IBM researchers wondered if they could cut out some of the work by applying the adapted weights to the generation step only. In traditional software, statically linked computer programs can execute tasks they weren’t explicitly built to execute by dynamically loading an external software library of pre-existing compiled code and calling the relevant function.

blog-alora-chart-4.png
As their name suggests, aLoRAs can be “activated” separately from the base model at any time, and without additional costs, because they can reuse embeddings stored in key value (KV) cache memory. An LLM customized with regular LoRAs (left) must reprocess the conversation each time a new LoRA is used. By contrast, different aLoras (right) can reuse embeddings already computed by the base model, reducing both computation and memory costs.

To get an AI adapter to work like a function, however, researchers had to figure out how to run it without the task-aware embeddings representing the user’s request. Without the benefit of embeddings tailored to the user’s goal, their first few activated-LoRA prototypes failed to match the accuracy of regular LoRAs.

But they eventually found a way to compensate — by increasing the rank of the adapter.

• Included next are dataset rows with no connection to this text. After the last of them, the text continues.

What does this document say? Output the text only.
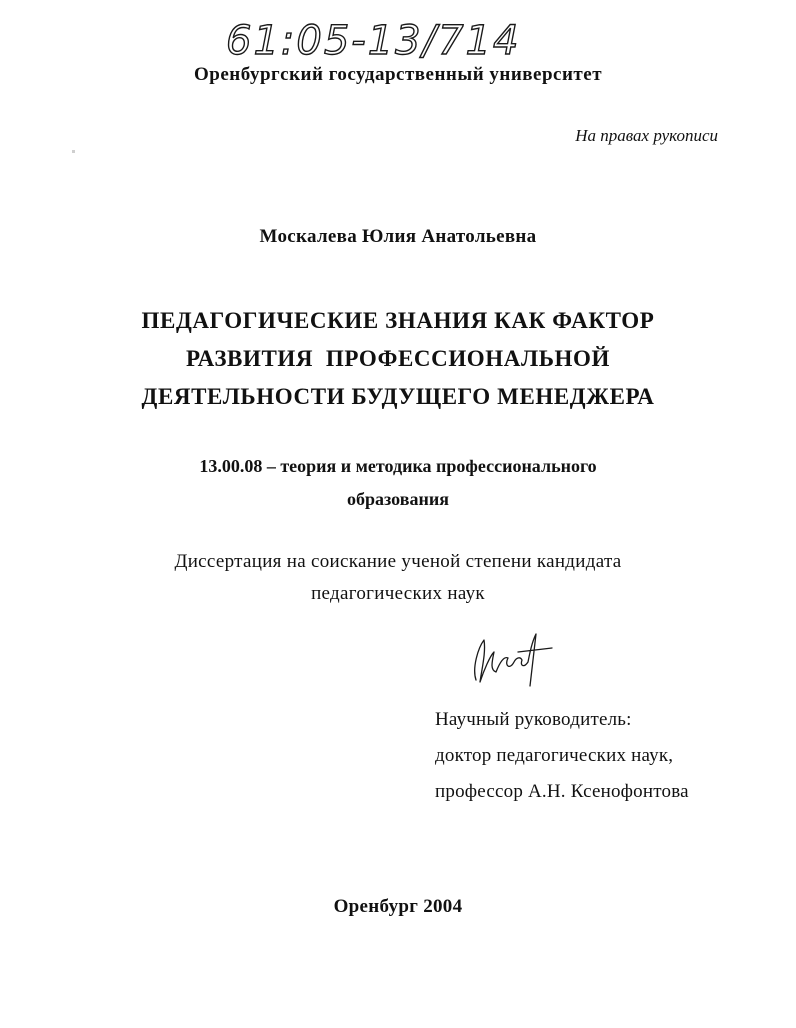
61:05-13/714
Оренбургский государственный университет
На правах рукописи
Москалева Юлия Анатольевна
ПЕДАГОГИЧЕСКИЕ ЗНАНИЯ КАК ФАКТОР
РАЗВИТИЯ  ПРОФЕССИОНАЛЬНОЙ
ДЕЯТЕЛЬНОСТИ БУДУЩЕГО МЕНЕДЖЕРА
13.00.08 – теория и методика профессионального
образования
Диссертация на соискание ученой степени кандидата
педагогических наук
Научный руководитель:
доктор педагогических наук,
профессор А.Н. Ксенофонтова
Оренбург 2004
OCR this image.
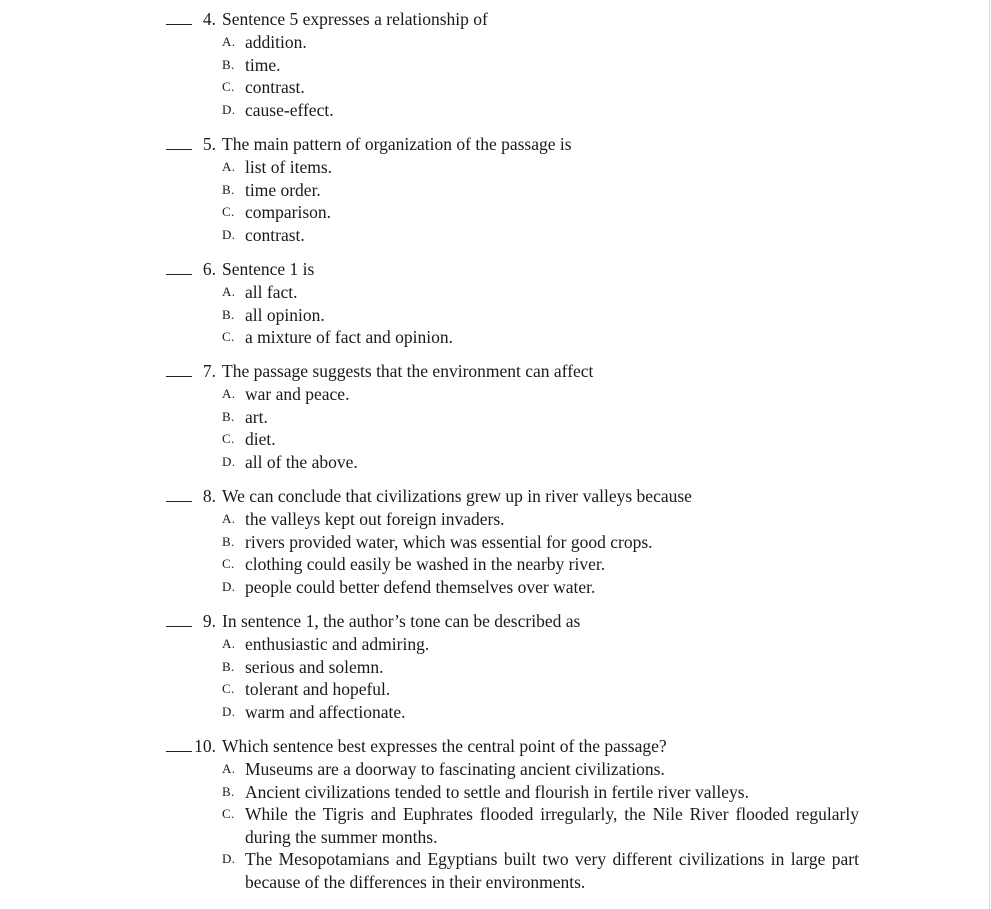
4. Sentence 5 expresses a relationship of
A. addition.
B. time.
C. contrast.
D. cause-effect.
5. The main pattern of organization of the passage is
A. list of items.
B. time order.
C. comparison.
D. contrast.
6. Sentence 1 is
A. all fact.
B. all opinion.
C. a mixture of fact and opinion.
7. The passage suggests that the environment can affect
A. war and peace.
B. art.
C. diet.
D. all of the above.
8. We can conclude that civilizations grew up in river valleys because
A. the valleys kept out foreign invaders.
B. rivers provided water, which was essential for good crops.
C. clothing could easily be washed in the nearby river.
D. people could better defend themselves over water.
9. In sentence 1, the author’s tone can be described as
A. enthusiastic and admiring.
B. serious and solemn.
C. tolerant and hopeful.
D. warm and affectionate.
10. Which sentence best expresses the central point of the passage?
A. Museums are a doorway to fascinating ancient civilizations.
B. Ancient civilizations tended to settle and flourish in fertile river valleys.
C. While the Tigris and Euphrates flooded irregularly, the Nile River flooded regularly during the summer months.
D. The Mesopotamians and Egyptians built two very different civilizations in large part because of the differences in their environments.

With increased network capacity, the adapter could now extract more contextual clues from the general embeddings. In a series of tests, researchers confirmed that their “aLoRA” could now perform on par with a traditional LoRA.

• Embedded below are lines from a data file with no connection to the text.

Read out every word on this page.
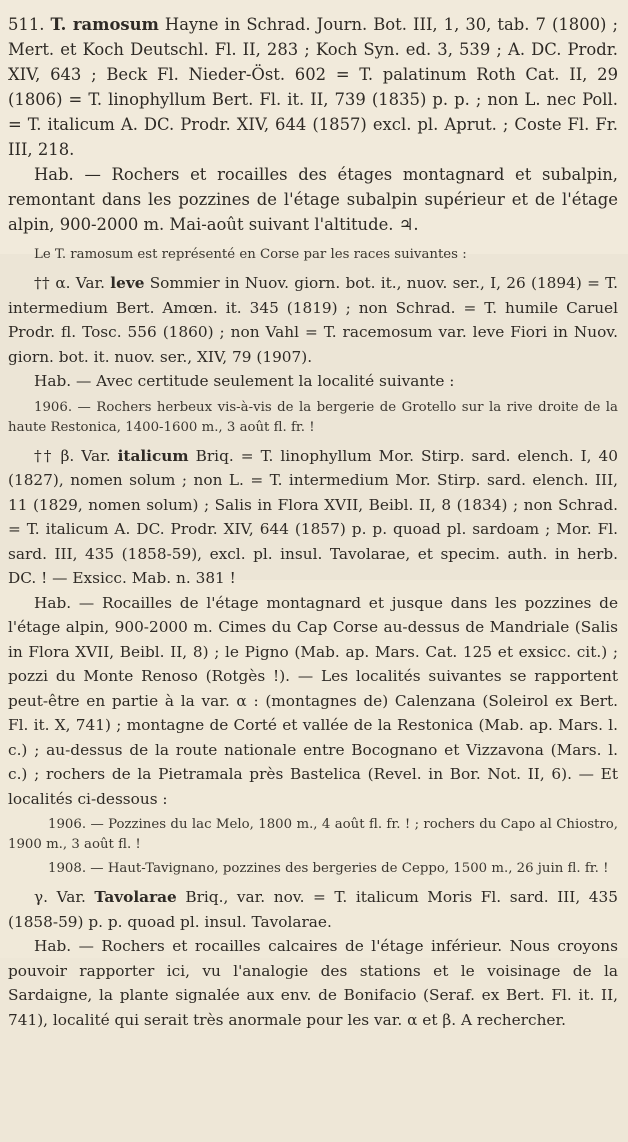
511. T. ramosum Hayne in Schrad. Journ. Bot. III, 1, 30, tab. 7 (1800) ; Mert. et Koch Deutschl. Fl. II, 283 ; Koch Syn. ed. 3, 539 ; A. DC. Prodr. XIV, 643 ; Beck Fl. Nieder-Öst. 602 = T. palatinum Roth Cat. II, 29 (1806) = T. linophyllum Bert. Fl. it. II, 739 (1835) p. p. ; non L. nec Poll. = T. italicum A. DC. Prodr. XIV, 644 (1857) excl. pl. Aprut. ; Coste Fl. Fr. III, 218.

Hab. — Rochers et rocailles des étages montagnard et subalpin, remontant dans les pozzines de l'étage subalpin supérieur et de l'étage alpin, 900-2000 m. Mai-août suivant l'altitude. ♃.

Le T. ramosum est représenté en Corse par les races suivantes :

†† α. Var. leve Sommier in Nuov. giorn. bot. it., nuov. ser., I, 26 (1894) = T. intermedium Bert. Amœn. it. 345 (1819) ; non Schrad. = T. humile Caruel Prodr. fl. Tosc. 556 (1860) ; non Vahl = T. racemosum var. leve Fiori in Nuov. giorn. bot. it. nuov. ser., XIV, 79 (1907).

Hab. — Avec certitude seulement la localité suivante :

1906. — Rochers herbeux vis-à-vis de la bergerie de Grotello sur la rive droite de la haute Restonica, 1400-1600 m., 3 août fl. fr. !

†† β. Var. italicum Briq. = T. linophyllum Mor. Stirp. sard. elench. I, 40 (1827), nomen solum ; non L. = T. intermedium Mor. Stirp. sard. elench. III, 11 (1829, nomen solum) ; Salis in Flora XVII, Beibl. II, 8 (1834) ; non Schrad. = T. italicum A. DC. Prodr. XIV, 644 (1857) p. p. quoad pl. sardoam ; Mor. Fl. sard. III, 435 (1858-59), excl. pl. insul. Tavolarae, et specim. auth. in herb. DC. ! — Exsicc. Mab. n. 381 !

Hab. — Rocailles de l'étage montagnard et jusque dans les pozzines de l'étage alpin, 900-2000 m. Cimes du Cap Corse au-dessus de Mandriale (Salis in Flora XVII, Beibl. II, 8) ; le Pigno (Mab. ap. Mars. Cat. 125 et exsicc. cit.) ; pozzi du Monte Renoso (Rotgès !). — Les localités suivantes se rapportent peut-être en partie à la var. α : (montagnes de) Calenzana (Soleirol ex Bert. Fl. it. X, 741) ; montagne de Corté et vallée de la Restonica (Mab. ap. Mars. l. c.) ; au-dessus de la route nationale entre Bocognano et Vizzavona (Mars. l. c.) ; rochers de la Pietramala près Bastelica (Revel. in Bor. Not. II, 6). — Et localités ci-dessous :

1906. — Pozzines du lac Melo, 1800 m., 4 août fl. fr. ! ; rochers du Capo al Chiostro, 1900 m., 3 août fl. !

1908. — Haut-Tavignano, pozzines des bergeries de Ceppo, 1500 m., 26 juin fl. fr. !

γ. Var. Tavolarae Briq., var. nov. = T. italicum Moris Fl. sard. III, 435 (1858-59) p. p. quoad pl. insul. Tavolarae.

Hab. — Rochers et rocailles calcaires de l'étage inférieur. Nous croyons pouvoir rapporter ici, vu l'analogie des stations et le voisinage de la Sardaigne, la plante signalée aux env. de Bonifacio (Seraf. ex Bert. Fl. it. II, 741), localité qui serait très anormale pour les var. α et β. A rechercher.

“Across a variety of applications, we saw that aLoRA-customized models could now generate text as well as those customized with standard LoRAs,” said Greenewald. “We could get their runtime benefits without the accuracy loss."

An AI “library” of experimental adapters

IBM Research is releasing a library of new aLoRA adapters for its Granite 3.2 LLMs, aimed at improving the accuracy and reliability of RAG applications. Experimental code to execute the adapters is also available as researchers work on implementing them in vLLM, the open-source platform for serving AI models efficiently. IBM is separately releasing a set of standard Granite 3.2 adapters for immediate use in vLLM. Some of the task-specific LoRAs are updates of the one IBM released last year through Granite Experiments.

One of the new aLoRAs can rewrite queries in a conversation to make it easier to search for and retrieve key passages. Another can determine if a query can be answered based on the retrieved documents, reducing the risk that the model might hallucinate an answer. A third can estimate how confident the model is in the accuracy of its answer, signaling to users when they should double check their facts.

Beyond RAG, IBM Research is releasing exploratory adapters that can flag attempts to jailbreak, or bypass, an LLM’s safety controls, as well as check whether LLM outputs meet a set of user-defined standards.

Test-time scaling — for agents and beyond

LLM performance has been shown to improve dramatically if more compute is spent at runtime to both evaluate and improve the model’s initial responses. IBM Research recently improved the reasoning capabilities of its Granite 3.2 models by introducing several methods to review LLM candidate responses beneath the hood, at test-time, and to select the best one to output.

IBM Research is exploring whether aLoRAs can provide a similar performance boost in what has been alternately called “test-time” or “inference-time” scaling. An adapter could be designed, for example, to generate multiple answers to a query, and select the answer that combines a low score for hallucination risk with a high confidence score for accuracy.

The next frontier in AI involves agents, and researchers want to see if inference-friendly adapters can have an impact here, too. AI agents have been shown to do well at mimicking human reasoning when a complex task is broken into discrete steps for the LLM agent to tackle one by one.

Each of these steps may require specialized models, both to implement and evaluate them, either by the model itself or another. This is where lightweight aLoRAs could really shine, said Luis Lastras, director of language technologies at IBM Research.

“Thanks to their unique architecture, we could potentially see huge improvements in runtime performance,” he said.